Under multiple basis function approach, a layer of j basis functions are placed between [math]\displaystyle{ \mathbf{Y} }[/math] and [math]\displaystyle{ \mathbf{X} }[/math]. The probability function of the joint distribution of [math]\displaystyle{ \mathbf{X} }[/math], [math]\displaystyle{ \mathbf{J} }[/math] and [math]\displaystyle{ \mathbf{Y} }[/math] is
[math]\displaystyle{ P(X,J,Y)=P(Y)*P(J|Y)*P(X|J) }[/math]
The probability funcion of [math]\displaystyle{ \mathbf{Y} }[/math] conditional on [math]\displaystyle{ \mathbf{X} }[/math] is
[math]\displaystyle{ P(Y|X)=\frac{P(X,Y)}{P(X)}=\frac{\sum_{j}{P(X,J,Y)}}{P(X)} }[/math]
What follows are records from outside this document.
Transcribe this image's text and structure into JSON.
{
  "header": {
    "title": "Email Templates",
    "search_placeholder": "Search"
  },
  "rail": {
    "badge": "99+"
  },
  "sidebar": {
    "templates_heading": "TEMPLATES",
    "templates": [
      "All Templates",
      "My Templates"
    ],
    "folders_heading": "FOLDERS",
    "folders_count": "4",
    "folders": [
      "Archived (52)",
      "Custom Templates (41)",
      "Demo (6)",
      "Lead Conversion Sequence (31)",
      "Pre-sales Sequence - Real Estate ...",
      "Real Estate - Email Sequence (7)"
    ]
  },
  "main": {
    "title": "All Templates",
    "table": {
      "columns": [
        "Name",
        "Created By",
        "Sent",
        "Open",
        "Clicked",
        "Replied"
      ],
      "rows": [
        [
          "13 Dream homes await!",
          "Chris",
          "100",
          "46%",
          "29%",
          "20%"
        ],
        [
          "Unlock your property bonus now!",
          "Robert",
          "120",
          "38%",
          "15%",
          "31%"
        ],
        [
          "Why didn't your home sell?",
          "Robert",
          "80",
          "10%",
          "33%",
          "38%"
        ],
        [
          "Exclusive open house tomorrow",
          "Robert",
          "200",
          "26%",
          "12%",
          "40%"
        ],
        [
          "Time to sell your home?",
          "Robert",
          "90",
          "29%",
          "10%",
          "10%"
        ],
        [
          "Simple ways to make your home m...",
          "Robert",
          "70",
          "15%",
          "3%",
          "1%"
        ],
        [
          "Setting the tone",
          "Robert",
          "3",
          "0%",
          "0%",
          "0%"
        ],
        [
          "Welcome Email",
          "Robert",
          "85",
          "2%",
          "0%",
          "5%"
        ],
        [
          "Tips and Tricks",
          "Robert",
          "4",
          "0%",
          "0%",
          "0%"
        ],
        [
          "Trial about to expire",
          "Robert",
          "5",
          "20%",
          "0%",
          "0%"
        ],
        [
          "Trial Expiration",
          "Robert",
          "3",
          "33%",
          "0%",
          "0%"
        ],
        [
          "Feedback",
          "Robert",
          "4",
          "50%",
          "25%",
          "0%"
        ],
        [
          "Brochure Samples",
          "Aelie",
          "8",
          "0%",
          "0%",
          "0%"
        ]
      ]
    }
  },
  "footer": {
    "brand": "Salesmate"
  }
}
Multiplying both the nominator and the denominator by P(J) yields
[math]\displaystyle{ P(Y|X)=\sum_{j}{P(J|X)*P(Y|J)} }[/math]
since
[math]\displaystyle{ P(J|X)=\frac{P(X|J)*P(J)}{P(X)} }[/math]
and [math]\displaystyle{ P(Y|J)=\frac{P(Y|J)*P(Y)}{P(J)} }[/math]
If the weigts in the radial basis neural network have proper properties of probability function, then the basis function [math]\displaystyle{ \mathbf{\phi}_j }[/math] can be thought of as [math]\displaystyle{ P(J|X) }[/math], representing the probability that [math]\displaystyle{ \mathbf{x} }[/math] is in Gaussian class j; and the weight function W can be thought of as [math]\displaystyle{ P(Y|J) }[/math], representing the probability that a data point belongs to class k given that the point is from Gaussian class j.
In conclusion, given a mixture of Gaussian distributions, multiple basis function approach is better than single basis function, since the former produces a non-linear boundary.